To keep germ-spreading to a minimum, a lot of restaurants have started using digital menus, which is cool. There’s usually a sticker on the table you can scan to pull up the menu on your phone. However, my phone was having trouble getting the website to pop up. The hostess saw me struggling and came over to offer assistance, which was great, but instead of telling me what to do, she reached over and touched my phone screen. With her bare hands. Without asking. Now, I’m not a germaphobe, but that’s seriously not okay. I don’t know when the last time was that she washed her hands, and I sure as hell don’t know when the last time was that I sanitized my phone because I’m the only one who touches it. Seriously, in my opinion, it’s like touching someone’s glasses or underwear without their permission. You just don’t do it.

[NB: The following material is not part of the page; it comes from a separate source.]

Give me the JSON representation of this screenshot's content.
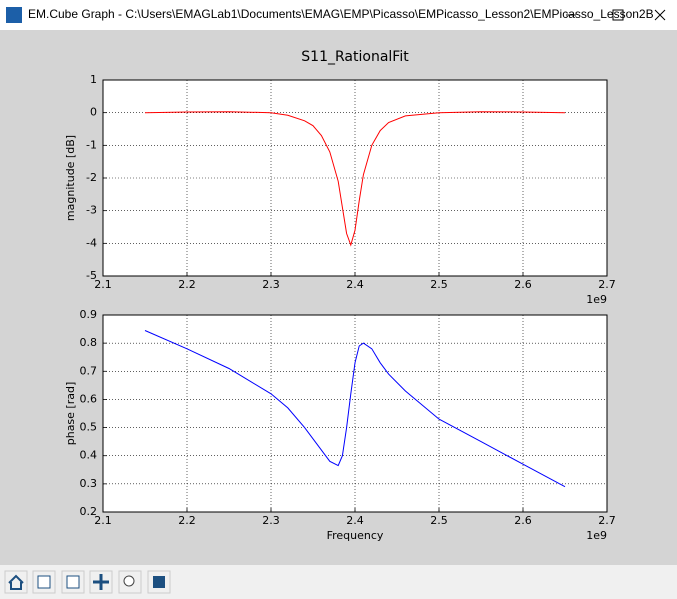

Other than those two incidents, our hostess was actually really nice, as was our server. The food was not authentic but some type of Asian-fusion, which, while unexpected, was still absolutely delicious. Despite the weird double standards with the masks and touching things, we were glad we stayed. Other hikers trickled in pretty quickly, including a few we’d never even met before, and soon our party of 6 became a party of 14! We apologized profusely to our server for the expanded group, saying we could split into separate tables if necessary, but they said it was totally fine. At one point I got Cameron’s attention and asked who that hiker was sitting next to him, and he just smiled and shrugged. He had no idea! It was hilarious! Hikers tend to recognize other hikers instantly in town, so for all we knew, a few had spotted us and randomly decided to join our table! It was a lot of fun.